El agua se tiñó de rojo.

—No... —susurró Anawak.

 Greywolf lo tomó del hombro y lo retiró.

—No queda nadie. Nos vamos.

Anawak estaba como atontado. El bote aceleró la marcha con un bramido. Anawak se tambaleó y recuperó el equilibrio. La mujer que Stringer había salvado estaba tumbada en uno de los bancos laterales y gemía. Delaware le hablaba con voz temblorosa. El hombre que habían sacado del agua miraba absorto hacia la nada. Anawak oyó un ruido tumultuoso a cierta distancia, volvió la cabeza y vio el barco blanco cercado por aletas y lomos. Según parecía, el
Lady Wexham
apenas podía avanzar, mientras que su inclinación era cada vez más dramática.

—Tenemos que volver. No van a lograrlo.

Greywolf llevaba el bote a máxima velocidad hacia la costa. Sin darse la vuelta le dijo:

—Olvídalo.

Anawak se puso a su lado. Arrancó el
walkie-talkie
del soporte y llamó al
Lady Wexham
. Se produjeron zumbidos y crujidos. El patrón del Lady no contestó.

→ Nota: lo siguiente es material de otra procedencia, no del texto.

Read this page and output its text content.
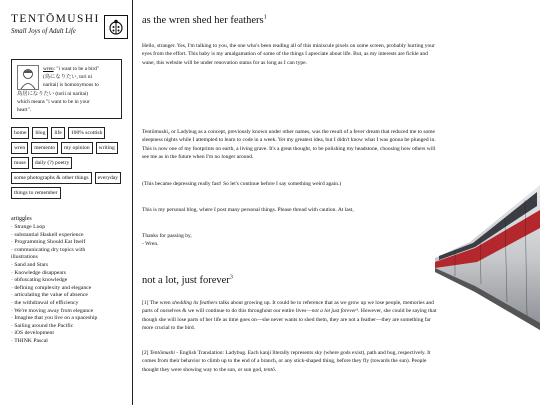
TENTŌMUSHI
Small Joys of Adult Life
wren: "i want to be a bird"
(鳥になりたい, tori ni
naritai) is homonymous to
鳥居になりたい (torii ni naritai)
which means "i want to be in your
heart".
home	blog	life	100% scottish
wren	memento	my opinion	writing
muse	daily (?) poetry
some photographs & other things	everyday
things to remember
artiggles
· Strange Loop
· substantial Haskell experience
· Programming Should Eat Itself
· communicating dry topics with
illustrations
· Sand and Stars
· Knowledge disappears
· obfuscating knowledge
· defining complexity and elegance
· articulating the value of absence
· the withdrawal of efficiency
· We're moving away from elegance
· Imagine that you live on a spaceship
· Sailing around the Pacific
· iOS development
· THINK Pascal
as the wren shed her feathers$^1$

Hello, stranger. Yes, I'm talking to you, the one who's been reading all of this miniscule pixels on some screen, probably hurting your eyes from the effort. This baby is my amalgamation of some of the things I apreciate about life. But, as my interests are fickle and wane, this website will be under renovation status for as long as I can type.

Tentōmushi₂ or Ladybug as a concept, previously known under other names, was the result of a fever dream that reduced me to some sleepness nights while I attempted to learn to code in a week. Yet my greatest idea, but I didn't know what I was gonna be plunged in. This is now one of my footprints on earth, a living grave. It's a great thought, to be polishing my headstone, choosing how others will see me as in the future when I'm no longer around.

(This became depressing really fast! So let's continue before I say something weird again.)

This is my personal blog, where I post many personal things. Please thread with caution. At last,

Thanks for passing by,
- Wren.

not a lot, just forever$^3$

[1] The wren shedding its feathers talks about growing up. It could be to reference that as we grow up we lose people, memories and parts of ourselves & we will continue to do this throughout our entire lives—not a lot just forever³. However, she could be saying that though she will lose parts of her life as time goes on—she never wants to shed them, they are not a feather—they are something far more crucial to the bird.

[2] Tentōmushi - English Translation: Ladybug. Each kanji literally represents sky (where gods exist), path and bug, respectively. It comes from their behavior to climb up to the end of a branch, or any stick-shaped thing, before they fly (towards the sun). People thought they were showing way to the sun, or sun god, tentō.
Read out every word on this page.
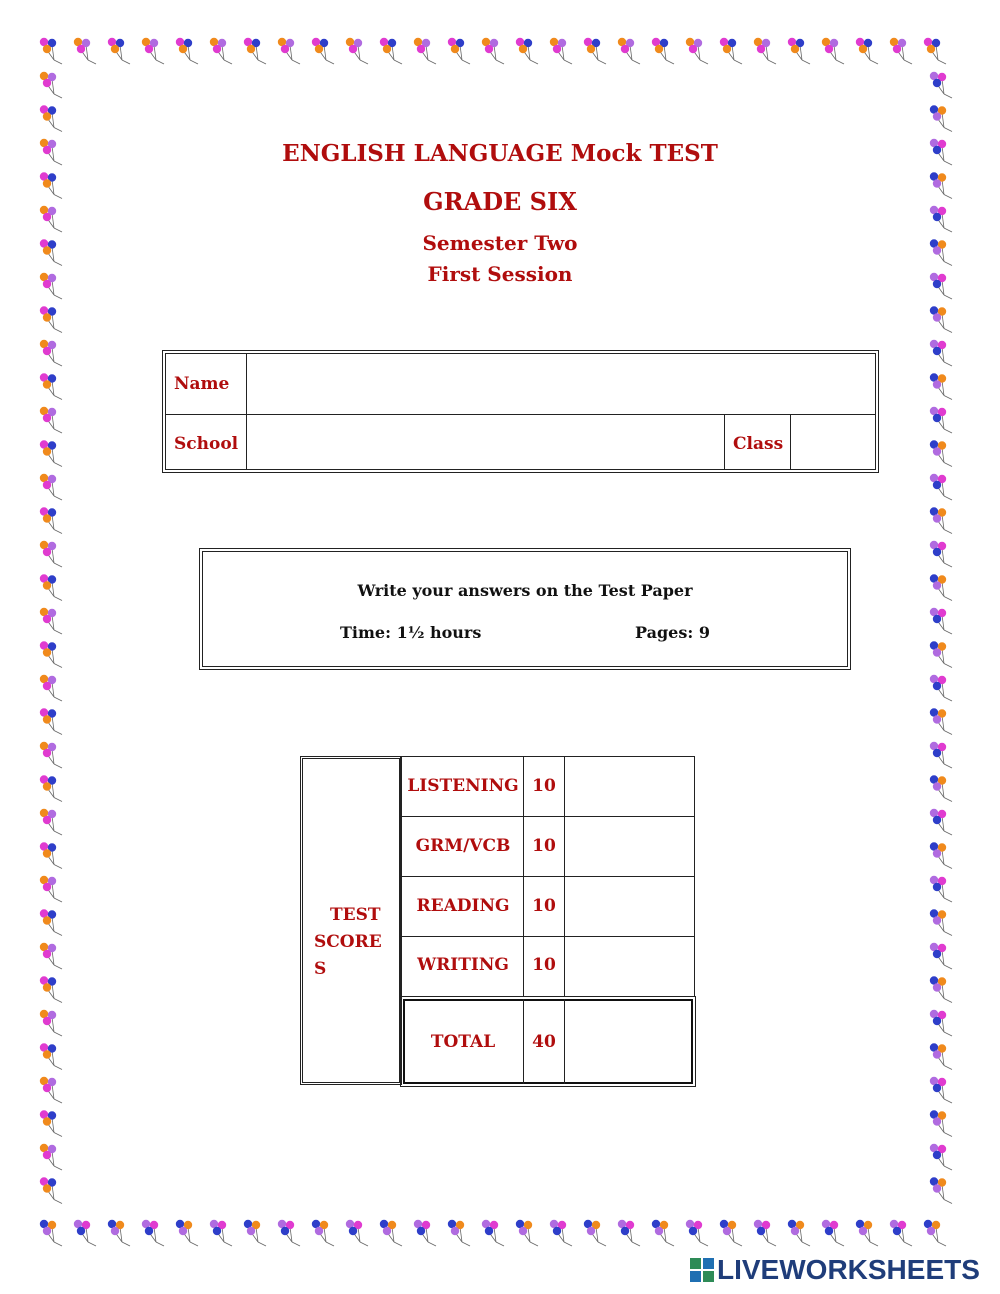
ENGLISH LANGUAGE Mock TEST
GRADE SIX
Semester Two
First Session
Name
School	Class
Write your answers on the Test Paper
Time: 1½ hours	Pages: 9
TEST
SCORE
S
LISTENING 10
GRM/VCB	10
READING	10
WRITING	10
TOTAL	40
LIVEWORKSHEETS
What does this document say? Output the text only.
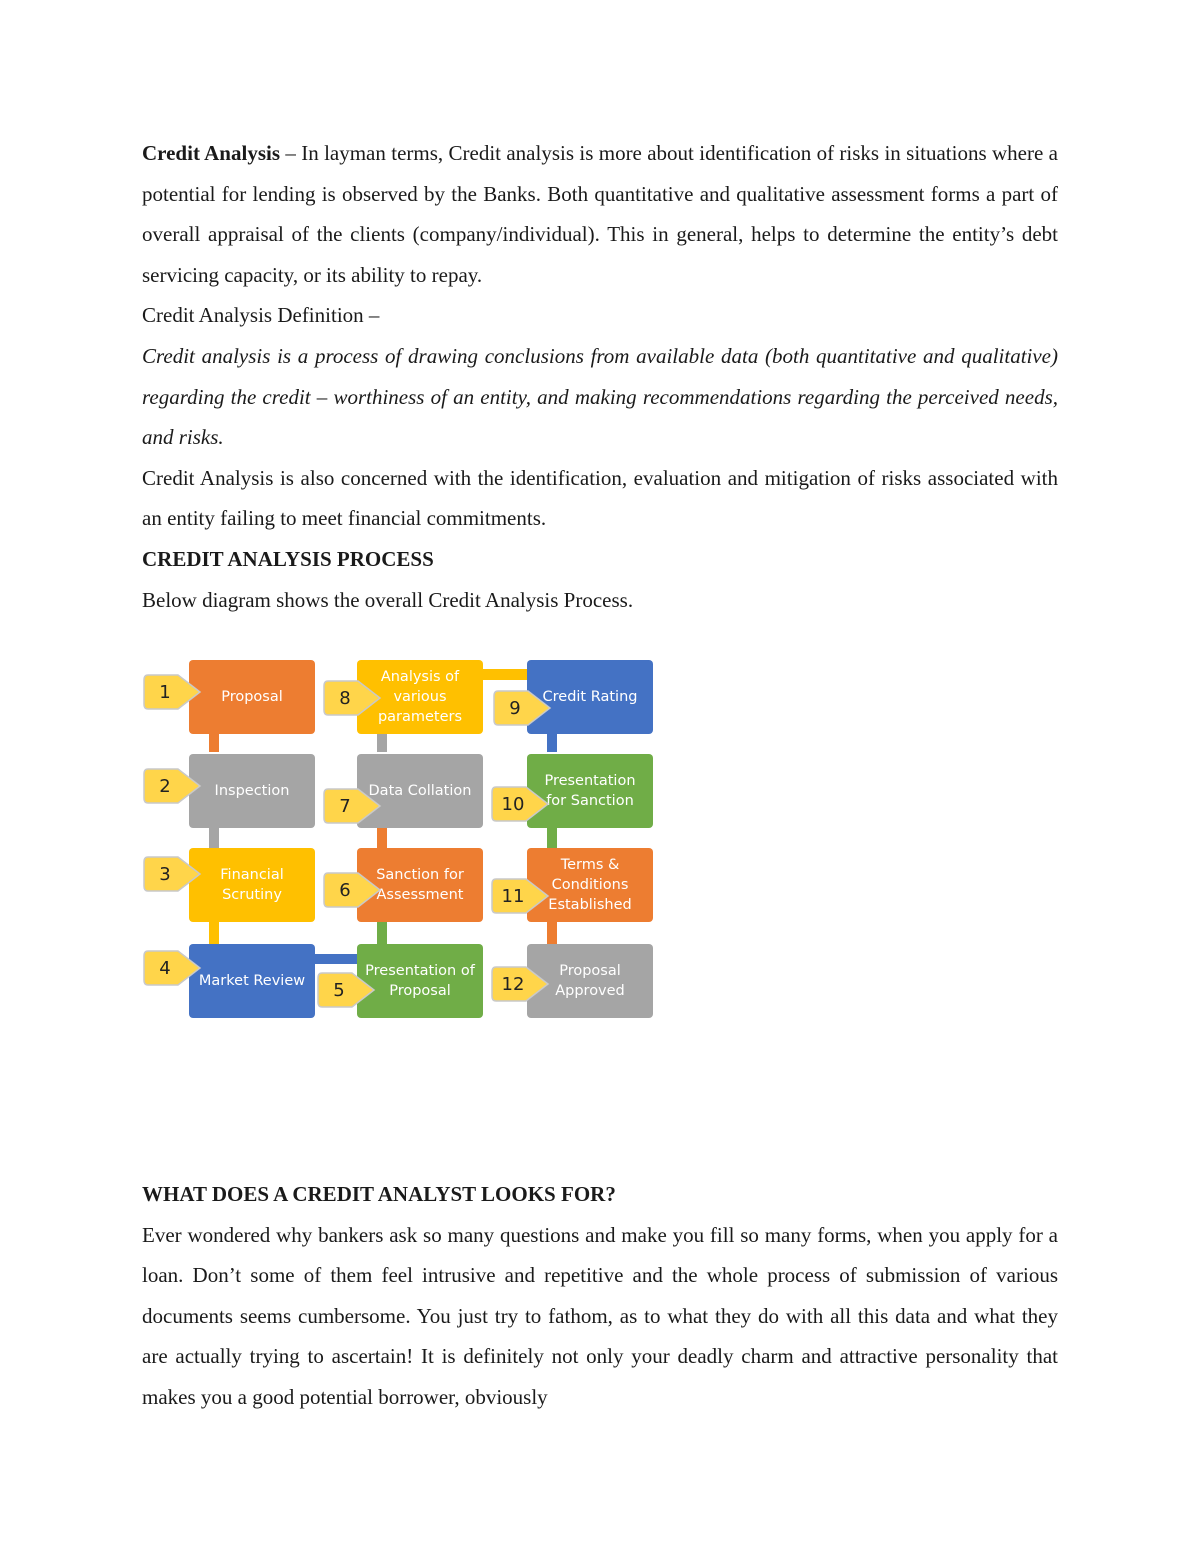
Credit Analysis – In layman terms, Credit analysis is more about identification of risks in situations where a potential for lending is observed by the Banks. Both quantitative and qualitative assessment forms a part of overall appraisal of the clients (company/individual). This in general, helps to determine the entity’s debt servicing capacity, or its ability to repay.

Credit Analysis Definition –

Credit analysis is a process of drawing conclusions from available data (both quantitative and qualitative) regarding the credit – worthiness of an entity, and making recommendations regarding the perceived needs, and risks.

Credit Analysis is also concerned with the identification, evaluation and mitigation of risks associated with an entity failing to meet financial commitments.

CREDIT ANALYSIS PROCESS

Below diagram shows the overall Credit Analysis Process.

Proposal
Inspection
Financial Scrutiny
Market Review
Presentation of Proposal
Sanction for Assessment
Data Collation
Analysis of various parameters
Credit Rating
Presentation for Sanction
Terms & Conditions Established
Proposal Approved
1
2
3
4
5
6
7
8	9
10
11
12

WHAT DOES A CREDIT ANALYST LOOKS FOR?

Ever wondered why bankers ask so many questions and make you fill so many forms, when you apply for a loan. Don’t some of them feel intrusive and repetitive and the whole process of submission of various documents seems cumbersome. You just try to fathom, as to what they do with all this data and what they are actually trying to ascertain! It is definitely not only your deadly charm and attractive personality that makes you a good potential borrower, obviously
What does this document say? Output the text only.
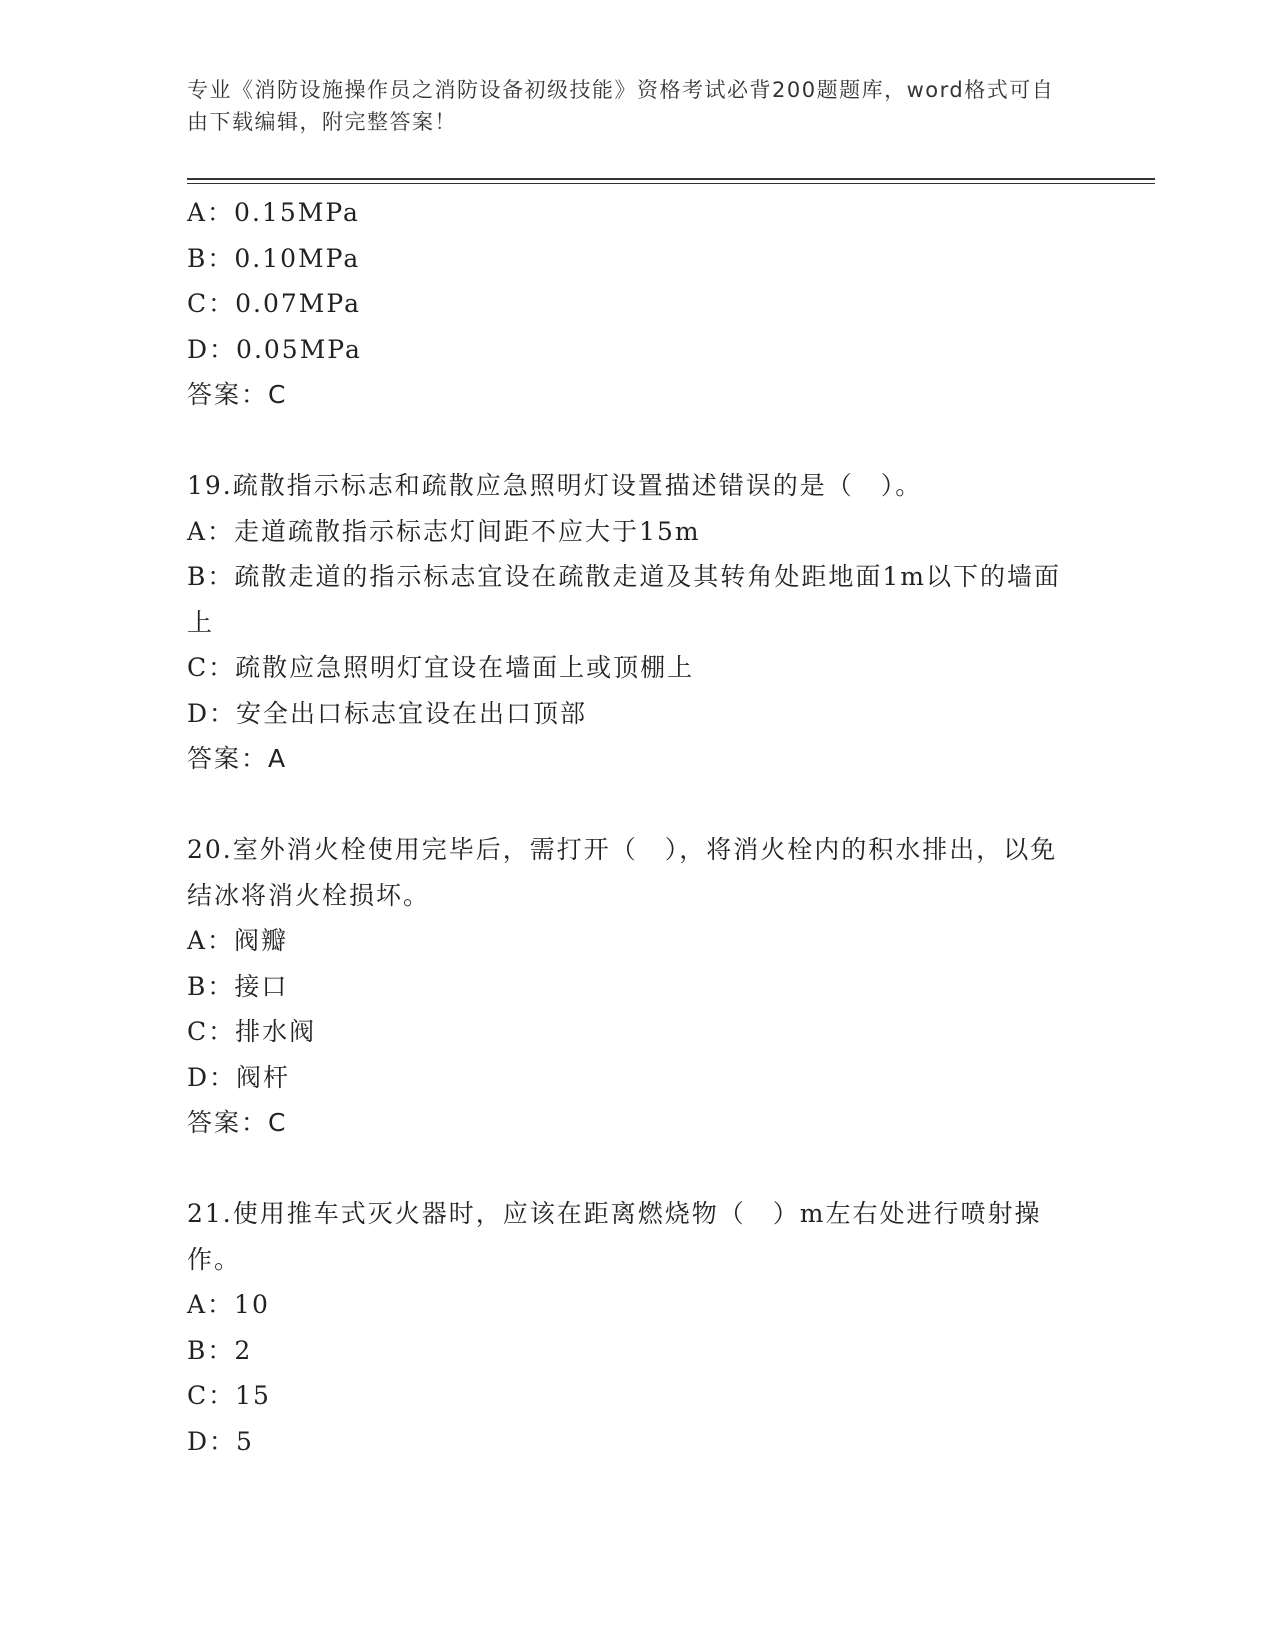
专业《消防设施操作员之消防设备初级技能》资格考试必背200题题库，word格式可自由下载编辑，附完整答案！
A：0.15MPa
B：0.10MPa
C：0.07MPa
D：0.05MPa
答案：C
19.疏散指示标志和疏散应急照明灯设置描述错误的是（　）。
A：走道疏散指示标志灯间距不应大于15m
B：疏散走道的指示标志宜设在疏散走道及其转角处距地面1m以下的墙面上
C：疏散应急照明灯宜设在墙面上或顶棚上
D：安全出口标志宜设在出口顶部
答案：A
20.室外消火栓使用完毕后，需打开（　），将消火栓内的积水排出，以免结冰将消火栓损坏。
A：阀瓣
B：接口
C：排水阀
D：阀杆
答案：C
21.使用推车式灭火器时，应该在距离燃烧物（　）m左右处进行喷射操作。
A：10
B：2
C：15
D：5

—Tenemos que ayudarlos. ¡Jack! Maldita sea, da la vuelta...

—Te lo he dicho: olvídalo. Con mi bote no tenemos la menor oportunidad. Podemos considerarnos afortunados si sobrevivimos nosotros.

Lo terrible era que tenía razón.

—¿Victoria? —gritaba Shoemaker al teléfono—. ¿Qué diablos están haciendo todos en Victoria?... ¿Cómo requeridos?... Ellos tienen su propia guardia costera en Victoria. En Clayoquot Sound hay pasajeros a la deriva, tal vez se esté hundiendo un barco, hay una patrona muerta, y ¿tenemos que tener paciencia?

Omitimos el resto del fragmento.